1Curtis J. Richardson and Najah H. Hussain, “ Restoring the Garden of Eden: An Ecological Assessment of the Marshes of Iraq,” BioScience, Volume 56, Number 6, June 2006, pp. 477-489(13).
Where are the activist environmentalists on this issue? Have they forgotten that Saddam Hussein intentionally committed two of the worst acts of environmental terrorism in history, the burning of the Kuwaiti oil fields in the first gulf war, and the destruction of the Iraqi marshlands in the second? Had not the international coalition under American leadership intervened in both cases, Saddam would have succeeded without consequence, and the land might never have recovered. The dictator who machine-gunned civilians by the tens of thousands and bulldozed their bodies into mass graves now is getting some due process he denied his victims, while the land he ravaged has at least some hope of recovery. Environmentalists tend to be predominantly leftist in ideology. Can they at least give the two President Bushes a little credit here for taking the initiative, boldly, to do something about it?
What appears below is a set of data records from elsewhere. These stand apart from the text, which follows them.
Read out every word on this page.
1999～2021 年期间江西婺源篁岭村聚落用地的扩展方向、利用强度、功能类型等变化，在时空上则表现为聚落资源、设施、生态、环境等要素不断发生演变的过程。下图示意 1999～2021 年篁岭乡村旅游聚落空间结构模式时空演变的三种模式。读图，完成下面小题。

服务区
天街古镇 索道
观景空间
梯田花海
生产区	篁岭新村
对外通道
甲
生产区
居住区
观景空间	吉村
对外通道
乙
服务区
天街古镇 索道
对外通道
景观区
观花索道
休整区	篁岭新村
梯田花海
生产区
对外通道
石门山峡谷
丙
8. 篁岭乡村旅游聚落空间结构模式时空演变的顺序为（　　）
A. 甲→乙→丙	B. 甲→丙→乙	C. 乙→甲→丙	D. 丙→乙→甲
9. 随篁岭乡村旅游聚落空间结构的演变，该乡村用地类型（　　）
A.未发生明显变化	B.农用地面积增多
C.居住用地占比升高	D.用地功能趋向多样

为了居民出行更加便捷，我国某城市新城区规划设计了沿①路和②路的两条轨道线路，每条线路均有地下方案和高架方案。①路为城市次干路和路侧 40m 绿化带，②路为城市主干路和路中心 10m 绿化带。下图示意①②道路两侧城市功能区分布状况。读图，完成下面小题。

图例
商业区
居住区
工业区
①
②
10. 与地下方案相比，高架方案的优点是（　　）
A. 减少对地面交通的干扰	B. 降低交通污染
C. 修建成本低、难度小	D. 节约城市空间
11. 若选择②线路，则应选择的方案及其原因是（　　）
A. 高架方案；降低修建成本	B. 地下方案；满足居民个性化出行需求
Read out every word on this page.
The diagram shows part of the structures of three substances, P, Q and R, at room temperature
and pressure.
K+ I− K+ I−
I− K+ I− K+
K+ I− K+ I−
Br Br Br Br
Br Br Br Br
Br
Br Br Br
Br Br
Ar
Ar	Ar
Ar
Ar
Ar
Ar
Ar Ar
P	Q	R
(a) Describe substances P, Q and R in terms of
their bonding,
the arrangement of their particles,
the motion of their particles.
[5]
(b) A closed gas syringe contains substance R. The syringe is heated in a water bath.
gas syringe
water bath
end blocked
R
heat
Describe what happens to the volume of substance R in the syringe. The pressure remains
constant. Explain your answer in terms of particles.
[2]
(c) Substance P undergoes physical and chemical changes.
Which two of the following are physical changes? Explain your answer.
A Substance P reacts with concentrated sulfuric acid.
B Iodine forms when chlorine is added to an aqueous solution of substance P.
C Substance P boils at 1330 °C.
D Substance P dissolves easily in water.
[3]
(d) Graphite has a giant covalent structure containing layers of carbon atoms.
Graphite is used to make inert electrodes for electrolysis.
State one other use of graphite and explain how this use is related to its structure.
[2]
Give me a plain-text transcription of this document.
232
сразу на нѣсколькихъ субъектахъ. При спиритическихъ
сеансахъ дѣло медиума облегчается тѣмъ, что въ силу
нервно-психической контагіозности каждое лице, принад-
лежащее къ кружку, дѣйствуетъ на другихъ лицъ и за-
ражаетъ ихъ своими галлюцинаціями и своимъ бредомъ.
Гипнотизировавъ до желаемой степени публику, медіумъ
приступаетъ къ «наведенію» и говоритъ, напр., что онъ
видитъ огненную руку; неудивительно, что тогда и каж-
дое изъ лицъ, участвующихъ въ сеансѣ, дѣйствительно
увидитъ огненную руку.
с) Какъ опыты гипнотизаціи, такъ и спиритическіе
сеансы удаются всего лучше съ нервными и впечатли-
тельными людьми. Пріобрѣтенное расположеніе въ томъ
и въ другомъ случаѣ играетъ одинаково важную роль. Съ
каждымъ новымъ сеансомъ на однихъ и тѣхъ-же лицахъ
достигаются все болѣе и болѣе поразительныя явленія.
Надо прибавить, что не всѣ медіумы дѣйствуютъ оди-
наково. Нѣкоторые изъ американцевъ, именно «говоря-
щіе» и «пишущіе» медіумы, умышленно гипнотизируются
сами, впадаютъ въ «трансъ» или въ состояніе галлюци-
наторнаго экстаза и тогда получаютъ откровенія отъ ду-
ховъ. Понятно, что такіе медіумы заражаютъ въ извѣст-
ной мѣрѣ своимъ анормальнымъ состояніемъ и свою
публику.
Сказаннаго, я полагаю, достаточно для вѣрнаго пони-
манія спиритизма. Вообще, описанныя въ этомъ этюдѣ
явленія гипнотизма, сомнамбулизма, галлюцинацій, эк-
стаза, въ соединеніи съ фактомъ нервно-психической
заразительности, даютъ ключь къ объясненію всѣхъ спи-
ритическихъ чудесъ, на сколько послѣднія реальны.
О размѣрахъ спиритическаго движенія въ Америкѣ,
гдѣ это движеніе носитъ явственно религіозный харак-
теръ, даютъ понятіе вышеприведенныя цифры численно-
While saving the ecology was not the primary mission of either military action, it has been a tangible by-product. As in other lands ravaged by dictators, the return of freedom has provided incalculable environmental hope for this vital region. Sin cursed the original Garden of Eden and continues to curse the land wherever evil triumphs. Some day, according to the Bible, only the Creator’s intervention will avail to “destroy those who destroy the earth” (Rev. 11:18). By then, a complete remake will be required by the Creator himself. That does not mean, however, that we stewards should not work to conserve and fortify what we have now.